MS in Professional Writing (MSPW) alum, Christinne Govereau, is currently a Technical Editor for the US Energy Information Administration. In this role, Christinne reviews public-facing and internal deliverables before publication online, including technical documents, news articles, and reports on energy-related topics such as market trends, statistical and data analysis, and projections. Learn more about her experiences below.
Q: Tell us about your Technical Editor role.
A: The US Energy Information Administration (EIA) is a sub-agency of the US Department of Energy, and our mission is to help people understand energy. I review our public-facing and internal products before publication online. These products include technical documents, news articles, and reports on energy-related topics such as market trends, statistical and data analysis, and projections. A number of our reports are often used as source material by national and international news organizations.
In addition, I review congressional testimony, press releases, social media posts, video scripts, news stories, infographics, and data visualizations to meet agency writing, style, and branding requirements. As part of my editor role, I also facilitate discussions with authors and senior leadership about language choice and help provide solutions. When I am not editing, I manage the agency writing training program, which includes developing and teaching writing classes to EIA technical experts.
One of my pet projects is managing the agency style guide. Last year, we released a major overhaul of the guide to align it more closely with best practices in communications, plain writing, and the energy industry.
Q: What made you realize that writing was something you wanted to pursue professionally?
A: I actually always believed I was going to teach British Literature. I’m a hopeless Brit Lit junkie. In 2009, just as I was considering graduate school, I received a job offer from the IRS as an administrative assistant in the Legislative Affairs office. I made the difficult decision to put grad school off and take the full-time job in Washington, DC. As luck would have it, the branch I worked in handled congressional inquiries, so it was essentially a communications office (only, with Congress). After working there for a year and demonstrating my writing skills, I was asked to apply for one of the editing positions, and the rest is history! My editing career began, and in truth, I believe nothing is a mistake. I am very happy with the path my career has taken and 11 years later, I finally enrolled in graduate school– with the MS in Professional Writing program.
Q: Talk about how the MSPW helped shape who you are as a writing professional. Any specific mentors, books, or experiences that stand out?

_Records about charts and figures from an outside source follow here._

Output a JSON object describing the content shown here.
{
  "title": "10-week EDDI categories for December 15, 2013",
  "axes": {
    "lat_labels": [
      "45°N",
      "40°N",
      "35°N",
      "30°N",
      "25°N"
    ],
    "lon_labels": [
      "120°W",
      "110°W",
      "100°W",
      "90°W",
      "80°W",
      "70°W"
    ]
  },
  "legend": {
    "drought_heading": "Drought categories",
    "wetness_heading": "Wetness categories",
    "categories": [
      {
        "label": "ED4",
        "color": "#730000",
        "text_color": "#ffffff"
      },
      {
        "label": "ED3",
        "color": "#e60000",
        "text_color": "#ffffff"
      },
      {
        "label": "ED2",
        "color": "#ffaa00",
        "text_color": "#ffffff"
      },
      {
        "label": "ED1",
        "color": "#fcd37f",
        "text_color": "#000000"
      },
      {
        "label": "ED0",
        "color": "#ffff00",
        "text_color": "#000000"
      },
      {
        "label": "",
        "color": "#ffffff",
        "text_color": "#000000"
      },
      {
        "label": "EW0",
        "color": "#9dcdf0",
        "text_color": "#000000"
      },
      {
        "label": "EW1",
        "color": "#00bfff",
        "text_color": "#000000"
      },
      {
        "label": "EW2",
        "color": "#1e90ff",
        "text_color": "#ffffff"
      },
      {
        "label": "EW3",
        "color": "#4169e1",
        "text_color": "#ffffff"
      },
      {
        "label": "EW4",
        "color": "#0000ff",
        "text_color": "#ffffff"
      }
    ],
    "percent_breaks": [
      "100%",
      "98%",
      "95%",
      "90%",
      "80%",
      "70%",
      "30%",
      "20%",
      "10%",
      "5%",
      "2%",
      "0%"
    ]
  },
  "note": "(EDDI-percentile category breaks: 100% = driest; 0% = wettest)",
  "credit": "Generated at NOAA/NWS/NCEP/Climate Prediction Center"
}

A: When I started in the MSPW, I had 11 years of editing work under my belt. I didn’t really need a graduate degree for career progression, but I wanted to learn more about emerging communication trends and best practices in a digital environment. My undergraduate program didn’t offer any digital communications courses. The MSPW at NYU School of Professional Studies seemed like the perfect fit– and it was! The classes on digital communications really enhanced my ability to work with infographics and social media, and my employer was thrilled with my new skills and insights.
Q: In your role and industry, how important is collaboration? With whom do you collaborate?
A: Many of our products have a number of writers, some as many as a dozen for one report. For example, forecasts, such as the Annual Energy Outlook, cover the projected costs of several different fuel types (such as, fuels for electricity generation, fuels for vehicles, and fuels for home heating and cooling). This requires an analyst for each fuel type. One of my roles is to make those reports sound like one voice—the agency voice. In addition, I frequently work with the other editors on staff by asking one of them to edit a document and then pass it to me for a second look. We typically do a two- or three-editor review on high-profile reports because we don’t have time to look at any product more than once. I work in a high-volume, fast-paced environment, and having that second set of eyes from another editor is a terrific safety net.
Q: What do you look for in assessing potential new hires?
A: I look for strong writing skills, grammar knowledge, familiarity with style manuals, and solid plain writing skills. During the first interview, I give an editing test to assess these skills. When a candidate is called back for a second interview, they must take a second editing test. I am not interested in whether or not they know anything about the content (energy) as much as the skills I outlined above. I can teach a good editor the content, but the reverse is much more difficult to do. So, don’t be discouraged from applying to a position because you don’t know anything about the content. Writing skills are often the most important factor.
Q: Is there anything else you would like to share?
A: Anyone who is interested in a federal career as a writer, whether it be a speechwriter, social media manager, or other communications specialist, should become proficient in plain writing. The pathways program on the federal government hiring site, usajobs.gov, is a great resource for both paid and unpaid internships in a federal agency. I have worked with interns through this program, and it’s a great way to get some experience.
Thank you to Christinne Govereau for sharing her professional writing journey with us.